El Estado obligaba a algunos menores a trabajar en minas de carbón y granjas en condiciones peligrosas. Además de estudiar, los niños y las niñas tenían que llevar a cabo trabajos de limpieza, labores agrícolas y actividades de construcción impuestos por el Estado.
No se permitía la crítica abierta a las autoridades o los líderes. La ansiedad y miedo extremos estaban muy extendidos entre las personas que corrían riesgo de ser detenidas por motivos políticos y acusadas de crímenes contra el partido o el Estado.

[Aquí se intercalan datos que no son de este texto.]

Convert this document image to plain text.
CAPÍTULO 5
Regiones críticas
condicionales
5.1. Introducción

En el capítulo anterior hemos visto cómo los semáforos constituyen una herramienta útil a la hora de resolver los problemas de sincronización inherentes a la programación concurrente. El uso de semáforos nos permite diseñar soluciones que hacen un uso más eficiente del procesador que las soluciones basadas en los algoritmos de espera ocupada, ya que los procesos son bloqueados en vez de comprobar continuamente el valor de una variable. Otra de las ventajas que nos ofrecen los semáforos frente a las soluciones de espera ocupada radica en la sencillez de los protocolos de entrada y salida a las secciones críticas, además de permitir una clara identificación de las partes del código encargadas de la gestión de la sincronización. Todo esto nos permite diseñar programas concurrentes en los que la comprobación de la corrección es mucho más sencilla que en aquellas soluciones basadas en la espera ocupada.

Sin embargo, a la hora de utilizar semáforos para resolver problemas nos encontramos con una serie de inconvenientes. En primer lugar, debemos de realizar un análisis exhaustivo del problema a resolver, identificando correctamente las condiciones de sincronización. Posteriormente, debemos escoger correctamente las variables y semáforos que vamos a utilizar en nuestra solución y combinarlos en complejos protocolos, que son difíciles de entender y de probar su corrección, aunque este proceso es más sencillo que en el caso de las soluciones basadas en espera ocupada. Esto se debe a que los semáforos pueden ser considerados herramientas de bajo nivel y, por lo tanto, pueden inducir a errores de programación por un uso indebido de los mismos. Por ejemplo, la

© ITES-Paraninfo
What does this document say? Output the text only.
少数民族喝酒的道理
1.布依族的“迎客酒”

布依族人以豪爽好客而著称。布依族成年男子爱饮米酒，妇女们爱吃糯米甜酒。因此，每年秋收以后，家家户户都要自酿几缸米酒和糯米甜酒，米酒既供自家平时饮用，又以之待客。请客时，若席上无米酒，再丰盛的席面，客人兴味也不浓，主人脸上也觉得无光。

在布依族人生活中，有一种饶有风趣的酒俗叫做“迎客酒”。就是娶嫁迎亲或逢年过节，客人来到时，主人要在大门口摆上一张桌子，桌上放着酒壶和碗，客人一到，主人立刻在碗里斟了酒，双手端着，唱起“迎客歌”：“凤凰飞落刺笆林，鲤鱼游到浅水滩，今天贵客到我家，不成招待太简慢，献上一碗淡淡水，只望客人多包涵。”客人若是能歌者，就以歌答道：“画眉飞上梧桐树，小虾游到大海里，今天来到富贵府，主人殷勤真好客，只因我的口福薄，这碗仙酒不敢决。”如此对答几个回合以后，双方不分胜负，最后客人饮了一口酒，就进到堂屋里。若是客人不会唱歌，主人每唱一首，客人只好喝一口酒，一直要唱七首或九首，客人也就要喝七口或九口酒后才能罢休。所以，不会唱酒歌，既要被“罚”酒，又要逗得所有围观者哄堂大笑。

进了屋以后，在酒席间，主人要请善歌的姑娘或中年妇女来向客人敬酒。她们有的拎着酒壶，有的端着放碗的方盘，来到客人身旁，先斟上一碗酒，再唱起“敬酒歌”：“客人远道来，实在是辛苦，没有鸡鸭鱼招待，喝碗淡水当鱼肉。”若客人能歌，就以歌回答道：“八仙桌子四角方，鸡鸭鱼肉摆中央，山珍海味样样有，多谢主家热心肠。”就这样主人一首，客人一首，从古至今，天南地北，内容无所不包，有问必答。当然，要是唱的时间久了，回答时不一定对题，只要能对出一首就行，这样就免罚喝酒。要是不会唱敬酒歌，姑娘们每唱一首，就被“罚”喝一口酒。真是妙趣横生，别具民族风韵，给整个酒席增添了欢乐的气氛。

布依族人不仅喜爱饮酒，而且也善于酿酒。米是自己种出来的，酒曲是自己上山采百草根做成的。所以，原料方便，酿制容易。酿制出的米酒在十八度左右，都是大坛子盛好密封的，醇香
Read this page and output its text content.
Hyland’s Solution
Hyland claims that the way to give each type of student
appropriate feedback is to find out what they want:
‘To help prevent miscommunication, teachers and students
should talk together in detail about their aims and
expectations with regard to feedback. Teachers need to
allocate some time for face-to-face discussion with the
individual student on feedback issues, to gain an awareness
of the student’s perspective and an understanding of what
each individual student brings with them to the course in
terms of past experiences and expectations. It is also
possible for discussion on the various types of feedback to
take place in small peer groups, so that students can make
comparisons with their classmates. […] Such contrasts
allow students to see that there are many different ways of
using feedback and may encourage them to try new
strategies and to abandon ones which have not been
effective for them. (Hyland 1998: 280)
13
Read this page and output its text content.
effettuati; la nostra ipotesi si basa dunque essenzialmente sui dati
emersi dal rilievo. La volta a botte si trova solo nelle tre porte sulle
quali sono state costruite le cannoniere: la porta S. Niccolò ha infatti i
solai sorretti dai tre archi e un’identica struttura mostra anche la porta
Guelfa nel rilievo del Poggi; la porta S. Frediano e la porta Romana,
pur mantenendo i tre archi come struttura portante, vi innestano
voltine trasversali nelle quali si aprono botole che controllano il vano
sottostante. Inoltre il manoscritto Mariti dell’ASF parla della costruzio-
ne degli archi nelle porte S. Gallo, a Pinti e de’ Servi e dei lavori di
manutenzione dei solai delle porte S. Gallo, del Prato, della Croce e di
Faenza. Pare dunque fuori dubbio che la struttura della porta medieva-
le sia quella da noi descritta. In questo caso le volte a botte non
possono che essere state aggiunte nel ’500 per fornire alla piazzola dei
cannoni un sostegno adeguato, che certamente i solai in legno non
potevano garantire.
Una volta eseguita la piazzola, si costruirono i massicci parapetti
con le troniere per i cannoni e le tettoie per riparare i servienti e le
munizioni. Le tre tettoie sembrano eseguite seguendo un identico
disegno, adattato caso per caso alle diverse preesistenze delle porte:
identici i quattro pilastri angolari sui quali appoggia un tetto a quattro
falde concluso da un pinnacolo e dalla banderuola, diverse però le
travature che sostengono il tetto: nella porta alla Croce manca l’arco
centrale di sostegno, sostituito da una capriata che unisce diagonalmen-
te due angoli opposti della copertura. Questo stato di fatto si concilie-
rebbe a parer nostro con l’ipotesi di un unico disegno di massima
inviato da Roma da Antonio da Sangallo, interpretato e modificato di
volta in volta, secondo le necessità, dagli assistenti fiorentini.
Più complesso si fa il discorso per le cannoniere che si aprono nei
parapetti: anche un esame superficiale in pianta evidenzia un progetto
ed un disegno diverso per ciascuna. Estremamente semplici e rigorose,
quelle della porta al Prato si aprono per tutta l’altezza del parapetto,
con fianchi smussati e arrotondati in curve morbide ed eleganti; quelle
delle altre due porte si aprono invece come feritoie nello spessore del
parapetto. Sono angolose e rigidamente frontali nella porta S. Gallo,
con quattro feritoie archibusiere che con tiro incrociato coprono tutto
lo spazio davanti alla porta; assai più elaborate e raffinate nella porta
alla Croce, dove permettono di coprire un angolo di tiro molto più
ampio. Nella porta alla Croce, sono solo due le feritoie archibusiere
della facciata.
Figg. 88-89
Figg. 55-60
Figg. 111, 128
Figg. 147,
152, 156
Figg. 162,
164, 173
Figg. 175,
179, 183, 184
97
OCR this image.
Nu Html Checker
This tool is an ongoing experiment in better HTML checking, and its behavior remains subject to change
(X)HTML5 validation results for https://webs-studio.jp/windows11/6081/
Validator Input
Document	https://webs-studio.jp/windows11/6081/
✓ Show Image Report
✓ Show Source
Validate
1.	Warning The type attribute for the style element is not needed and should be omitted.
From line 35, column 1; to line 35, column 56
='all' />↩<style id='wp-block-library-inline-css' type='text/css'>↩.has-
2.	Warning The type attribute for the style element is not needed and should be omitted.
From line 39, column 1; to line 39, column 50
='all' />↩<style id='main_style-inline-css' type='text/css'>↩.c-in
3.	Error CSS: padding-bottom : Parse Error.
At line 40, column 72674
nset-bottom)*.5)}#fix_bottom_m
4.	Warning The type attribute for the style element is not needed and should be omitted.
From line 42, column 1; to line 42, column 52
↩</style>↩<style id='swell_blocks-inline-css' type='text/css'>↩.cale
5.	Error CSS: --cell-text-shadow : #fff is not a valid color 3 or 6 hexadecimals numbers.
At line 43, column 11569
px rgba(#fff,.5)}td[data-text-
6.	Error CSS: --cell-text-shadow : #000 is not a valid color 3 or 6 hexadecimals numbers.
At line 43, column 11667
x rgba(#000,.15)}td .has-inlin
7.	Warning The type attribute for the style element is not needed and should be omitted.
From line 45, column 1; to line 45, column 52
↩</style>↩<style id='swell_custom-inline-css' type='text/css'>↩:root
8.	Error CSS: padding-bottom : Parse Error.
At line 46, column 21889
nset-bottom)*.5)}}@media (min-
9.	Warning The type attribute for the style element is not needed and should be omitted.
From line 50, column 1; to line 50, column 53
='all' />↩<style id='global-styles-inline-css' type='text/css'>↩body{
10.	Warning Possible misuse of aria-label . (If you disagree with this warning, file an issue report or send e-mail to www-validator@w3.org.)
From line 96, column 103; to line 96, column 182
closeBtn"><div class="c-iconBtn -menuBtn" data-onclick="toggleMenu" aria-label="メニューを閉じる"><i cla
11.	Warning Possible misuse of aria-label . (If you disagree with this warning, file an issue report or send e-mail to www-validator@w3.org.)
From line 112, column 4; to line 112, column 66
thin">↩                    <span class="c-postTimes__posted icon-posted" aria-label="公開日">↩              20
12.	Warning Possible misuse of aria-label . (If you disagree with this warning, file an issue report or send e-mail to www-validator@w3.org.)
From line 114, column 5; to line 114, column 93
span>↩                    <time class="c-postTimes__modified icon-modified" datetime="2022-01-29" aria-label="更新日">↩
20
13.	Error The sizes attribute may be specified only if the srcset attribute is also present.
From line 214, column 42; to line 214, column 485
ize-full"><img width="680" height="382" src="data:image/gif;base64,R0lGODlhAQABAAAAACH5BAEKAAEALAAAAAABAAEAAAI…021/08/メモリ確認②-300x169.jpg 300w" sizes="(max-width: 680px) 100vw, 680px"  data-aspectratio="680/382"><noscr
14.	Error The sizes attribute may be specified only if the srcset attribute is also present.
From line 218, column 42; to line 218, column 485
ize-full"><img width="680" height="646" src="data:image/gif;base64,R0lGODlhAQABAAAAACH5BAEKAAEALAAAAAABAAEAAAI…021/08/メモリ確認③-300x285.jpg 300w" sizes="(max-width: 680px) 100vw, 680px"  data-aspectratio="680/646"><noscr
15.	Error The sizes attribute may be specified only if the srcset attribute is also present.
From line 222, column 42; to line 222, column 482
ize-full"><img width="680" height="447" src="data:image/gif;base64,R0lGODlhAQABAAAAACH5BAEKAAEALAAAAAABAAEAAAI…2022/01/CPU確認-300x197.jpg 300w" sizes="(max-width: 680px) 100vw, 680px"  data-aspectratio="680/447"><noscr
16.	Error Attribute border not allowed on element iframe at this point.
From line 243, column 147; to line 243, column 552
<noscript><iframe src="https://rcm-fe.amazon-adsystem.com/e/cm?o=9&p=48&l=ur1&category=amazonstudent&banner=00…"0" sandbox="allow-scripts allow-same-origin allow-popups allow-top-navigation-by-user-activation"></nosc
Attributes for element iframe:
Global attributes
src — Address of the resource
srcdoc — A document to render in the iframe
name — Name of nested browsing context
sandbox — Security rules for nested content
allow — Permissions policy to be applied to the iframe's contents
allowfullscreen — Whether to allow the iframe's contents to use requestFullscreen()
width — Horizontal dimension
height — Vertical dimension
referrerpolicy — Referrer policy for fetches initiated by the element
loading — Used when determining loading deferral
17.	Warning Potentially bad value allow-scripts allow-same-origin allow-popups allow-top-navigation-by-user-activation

Seguían operativos 4 campos penitenciarios para presos y presas políticos (kwanliso), aunque las autoridades negaban su existencia. Se calculaba que permanecían recluidas en ellos hasta 120.000 personas, que eran sometidas a trabajos forzosos, torturas y otros malos tratos.
Se creía que el número de personas detenidas o recluidas había aumentado. Las detenciones se llevaban a cabo por violaciones de las medidas de cuarentena como intentos de contrabando, rupturas del aislamiento y viajes transfronterizos, así como por consumo de drogas, prácticas religiosas —ya que las autoridades no toleraban ningún sistema de creencias alternativo— y acceso a información del exterior del país.
A pesar de que algunas informaciones apuntaban a que el trato dispensado a la población reclusa había mejorado en los años anteriores hasta cierto punto, al parecer hubo insultos, palizas, tortura y ejecuciones en los centros de detención administrados por los organismos encargados de hacer cumplir la ley, entre ellos el Ministerio de Seguridad del Estado y el Ministerio de Seguridad Social. En concreto, hubo informes de que los funcionarios de los centros de detención recurrían a palizas, tortura y restricción de alimentos para obtener “confesiones” o controlar a la población interna.